3. Mobilize the Health Sector: Health care providers should assess patients for risk of loneliness and intervene.
4. Reform Digital Environments: We must critically evaluate our relationship with technology and make sure our digital engagement provides meaningful and healing connections with others.
5. Deepen Our Knowledge: A more robust research agenda must be established to further our understanding of the causes and consequences of social disconnection, populations at risk, and the effectiveness of efforts to boost connection.
6. Cultivate a Culture of Connection: We must promote a culture of connection so that people can talk and interact with one another.
Doctor Murthy’s recommendations are timely and needed. But there are some other things that every one of us can do daily to increase our social connections and reduce isolation and loneliness for ourselves and for others:
- Check on neighbors and friends either in person, by cell or even e-mail, especially if we they are in a situation where they are spending an inordinate amount of time by themselves.
- Pay regular and frequent visits to our elderly loved ones, especially if they are living alone or are in assisted, medical, nursing, or institutional care.
- Are you asking with conviction and interest when you ask a friend, neighbor, coworker, or even a stranger, how they are doing? Be ready to have a real conversation.
- Ask your children if they are experiencing any kind of loneliness or isolation. Since kids do spend so much time outside of our purview even when at home, we may not be aware of feelings of loneliness.
- Make sure that your kids are not spending the bulk of their time on the internet.
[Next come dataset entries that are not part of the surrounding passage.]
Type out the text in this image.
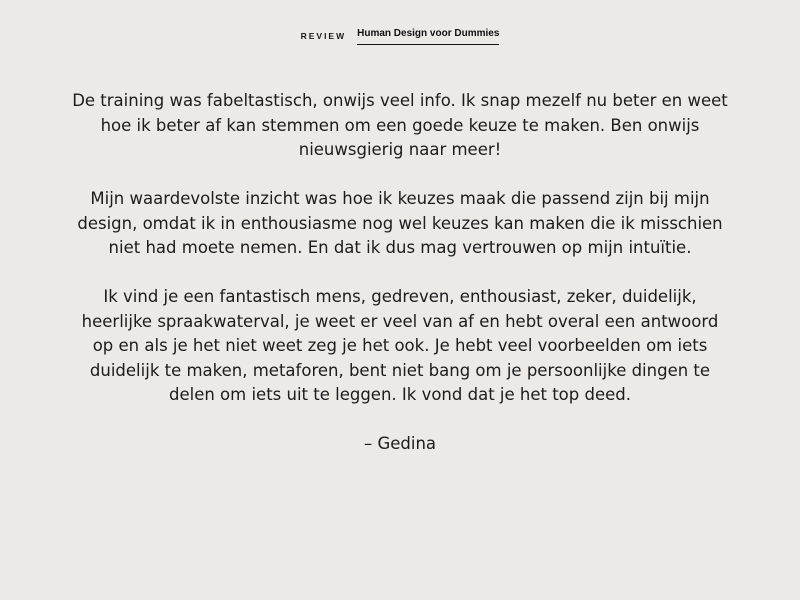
REVIEW Human Design voor Dummies

De training was fabeltastisch, onwijs veel info. Ik snap mezelf nu beter en weet hoe ik beter af kan stemmen om een goede keuze te maken. Ben onwijs nieuwsgierig naar meer!

Mijn waardevolste inzicht was hoe ik keuzes maak die passend zijn bij mijn design, omdat ik in enthousiasme nog wel keuzes kan maken die ik misschien niet had moete nemen. En dat ik dus mag vertrouwen op mijn intuïtie.

Ik vind je een fantastisch mens, gedreven, enthousiast, zeker, duidelijk, heerlijke spraakwaterval, je weet er veel van af en hebt overal een antwoord op en als je het niet weet zeg je het ook. Je hebt veel voorbeelden om iets duidelijk te maken, metaforen, bent niet bang om je persoonlijke dingen te delen om iets uit te leggen. Ik vond dat je het top deed.

– Gedina
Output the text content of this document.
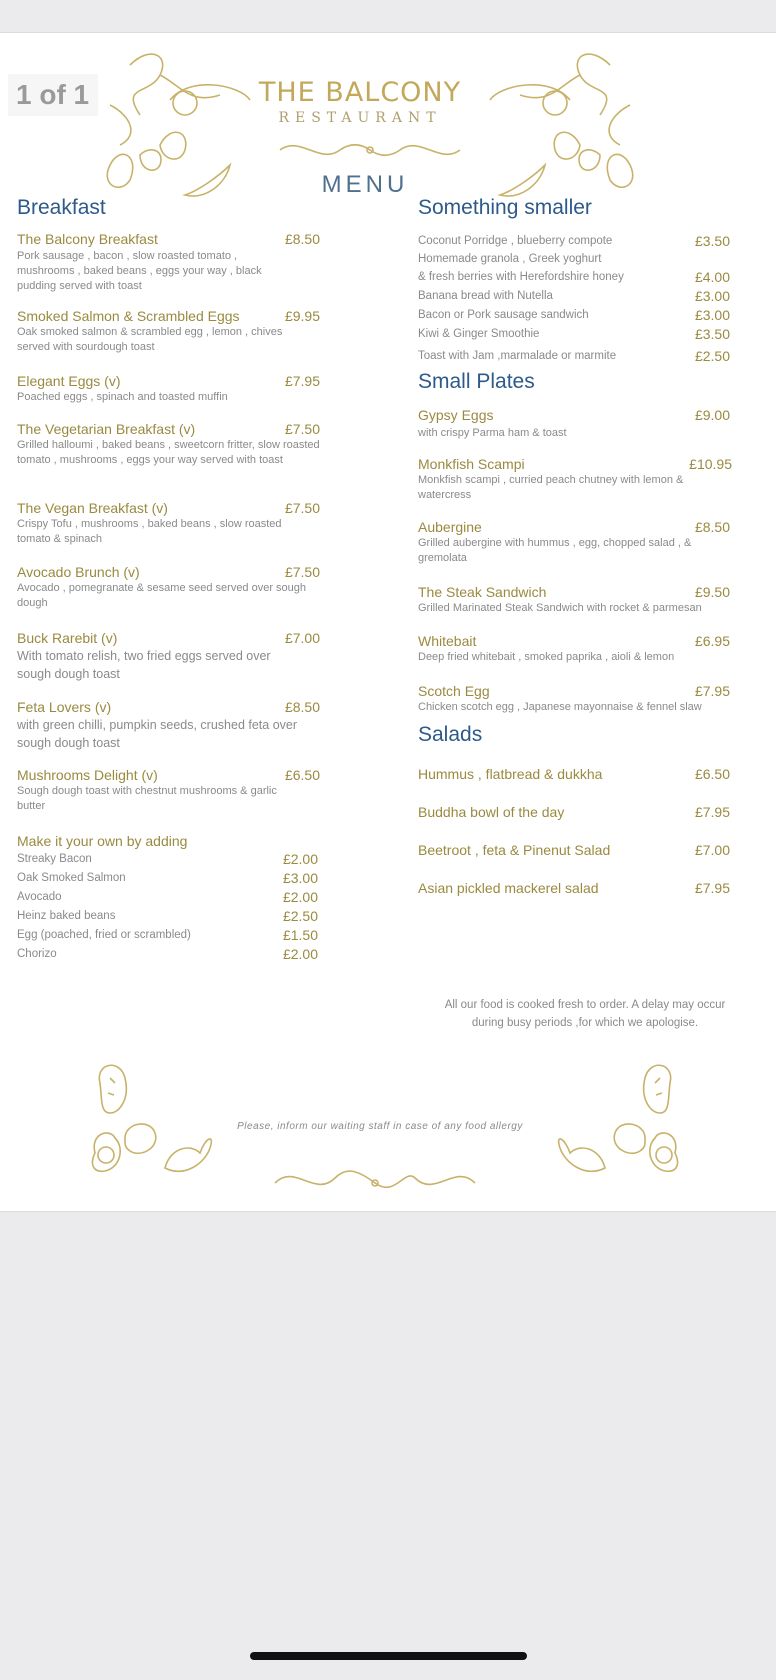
THE BALCONY
RESTAURANT
MENU
Breakfast
The Balcony Breakfast	£8.50
Pork sausage , bacon , slow roasted tomato , mushrooms , baked beans , eggs your way , black pudding served with toast
Smoked Salmon & Scrambled Eggs	£9.95
Oak smoked salmon & scrambled egg , lemon , chives served with sourdough toast
Elegant Eggs (v)	£7.95
Poached eggs , spinach and toasted muffin
The Vegetarian Breakfast (v)	£7.50
Grilled halloumi , baked beans , sweetcorn fritter, slow roasted tomato , mushrooms , eggs your way served with toast
The Vegan Breakfast (v)	£7.50
Crispy Tofu , mushrooms , baked beans , slow roasted tomato & spinach
Avocado Brunch (v)	£7.50
Avocado , pomegranate & sesame seed served over sough dough
Buck Rarebit (v)	£7.00
With tomato relish, two fried eggs served over sough dough toast
Feta Lovers (v)	£8.50
with green chilli, pumpkin seeds, crushed feta over sough dough toast
Mushrooms Delight (v)	£6.50
Sough dough toast with chestnut mushrooms & garlic butter
Make it your own by adding
Streaky Bacon	£2.00
Oak Smoked Salmon	£3.00
Avocado	£2.00
Heinz baked beans	£2.50
Egg (poached, fried or scrambled)	£1.50
Chorizo	£2.00
Something smaller
Coconut Porridge , blueberry compote	£3.50
Homemade granola , Greek yoghurt
& fresh berries with Herefordshire honey	£4.00
Banana bread with Nutella	£3.00
Bacon or Pork sausage sandwich	£3.00
Kiwi & Ginger Smoothie	£3.50
Toast with Jam ,marmalade or marmite	£2.50
Small Plates
Gypsy Eggs	£9.00
with crispy Parma ham & toast
Monkfish Scampi	£10.95
Monkfish scampi , curried peach chutney with lemon & watercress
Aubergine	£8.50
Grilled aubergine with hummus , egg, chopped salad , & gremolata
The Steak Sandwich	£9.50
Grilled Marinated Steak Sandwich with rocket & parmesan
Whitebait	£6.95
Deep fried whitebait , smoked paprika , aioli & lemon
Scotch Egg	£7.95
Chicken scotch egg , Japanese mayonnaise & fennel slaw
Salads
Hummus , flatbread & dukkha	£6.50
Buddha bowl of the day	£7.95
Beetroot , feta & Pinenut Salad	£7.00
Asian pickled mackerel salad	£7.95
All our food is cooked fresh to order. A delay may occur
during busy periods ,for which we apologise.
Please, inform our waiting staff in case of any food allergy
1 of 1
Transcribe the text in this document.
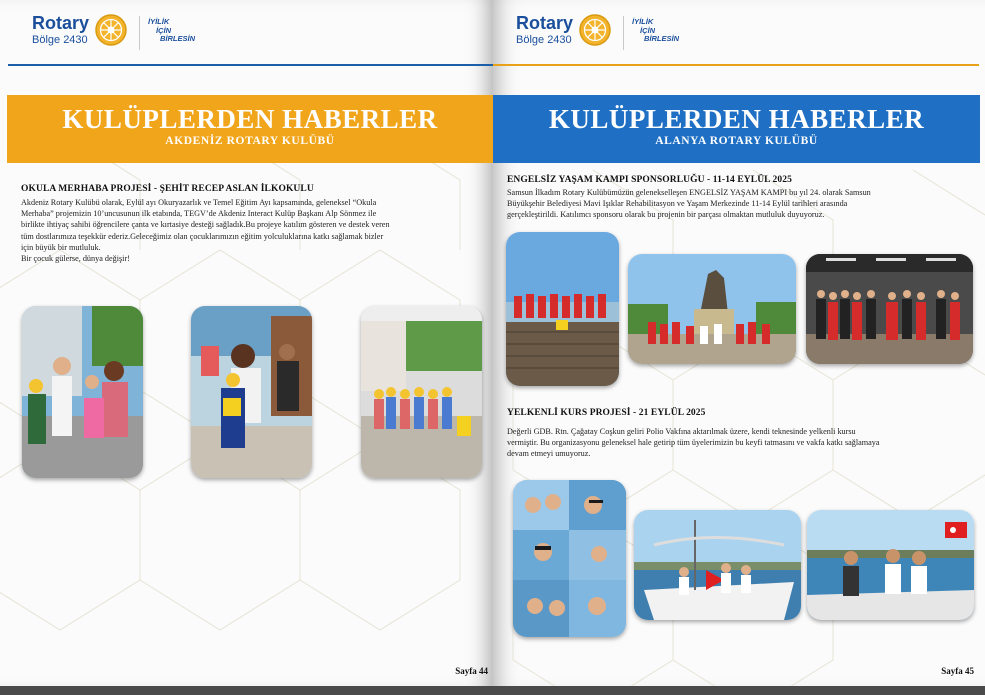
Rotary
Bölge 2430
İYİLİK
İÇİN
BİRLESİN
KULÜPLERDEN HABERLER
AKDENİZ ROTARY KULÜBÜ
OKULA MERHABA PROJESİ - ŞEHİT RECEP ASLAN İLKOKULU
Akdeniz Rotary Kulübü olarak, Eylül ayı Okuryazarlık ve Temel Eğitim Ayı kapsamında, geleneksel “Okula
Merhaba” projemizin 10’uncusunun ilk etabında, TEGV’de Akdeniz Interact Kulüp Başkanı Alp Sönmez ile
birlikte ihtiyaç sahibi öğrencilere çanta ve kırtasiye desteği sağladık.Bu projeye katılım gösteren ve destek veren
tüm dostlarımıza teşekkür ederiz.Geleceğimiz olan çocuklarımızın eğitim yolculuklarına katkı sağlamak bizler
için büyük bir mutluluk.
Bir çocuk gülerse, dünya değişir!
Sayfa 44
Rotary
Bölge 2430
İYİLİK
İÇİN
BİRLESİN
KULÜPLERDEN HABERLER
ALANYA ROTARY KULÜBÜ
ENGELSİZ YAŞAM KAMPI SPONSORLUĞU - 11-14 EYLÜL 2025
Samsun İlkadım Rotary Kulübümüzün gelenekselleşen ENGELSİZ YAŞAM KAMPI bu yıl 24. olarak Samsun
Büyükşehir Belediyesi Mavi Işıklar Rehabilitasyon ve Yaşam Merkezinde 11-14 Eylül tarihleri arasında
gerçekleştirildi. Katılımcı sponsoru olarak bu projenin bir parçası olmaktan mutluluk duyuyoruz.
YELKENLİ KURS PROJESİ - 21 EYLÜL 2025
Değerli GDB. Rtn. Çağatay Coşkun geliri Polio Vakfına aktarılmak üzere, kendi teknesinde yelkenli kursu
vermiştir. Bu organizasyonu geleneksel hale getirip tüm üyelerimizin bu keyfi tatmasını ve vakfa katkı sağlamaya
devam etmeyi umuyoruz.
Sayfa 45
Now more than ever, given what we know about this epidemic of loneliness, we should begin training our children to be more sociable, and that begins with play dates, and encouraging them to have more extracurricular activities, including school clubs and team sports.
- Though remote work has been very convenient for many of us, try not to fall into the trap of isolation. You can actively engage in a hybrid work situation so that you do have some in person contact with your fellow workers. Or if you are content with total online work, as I am in my clinical practice, make sure that you compensate with in-person conferences or more social in-person time.
- Don’t let social media become your only means of connecting with others. Get out of the house and join social groups in person as much as you can.
- Never accept isolation and loneliness as part of your life. Do something about it and don’t let it become part of your new normal. Make every effort to connect with friends and family on a consistent basis. And if you feel that isolation or loneliness is resulting in sadness, anxiety, or any other emotional issue, consult and get help from a mental health professional.
In closing, alone time is important for winding down, de-stressing, doing some soul searching, which can improve and maintain physical and mental health. But just as importantly and in the words of Dr. Murthy, “Social connection is as fundamental to our mental and physical health as food, water and sleep.”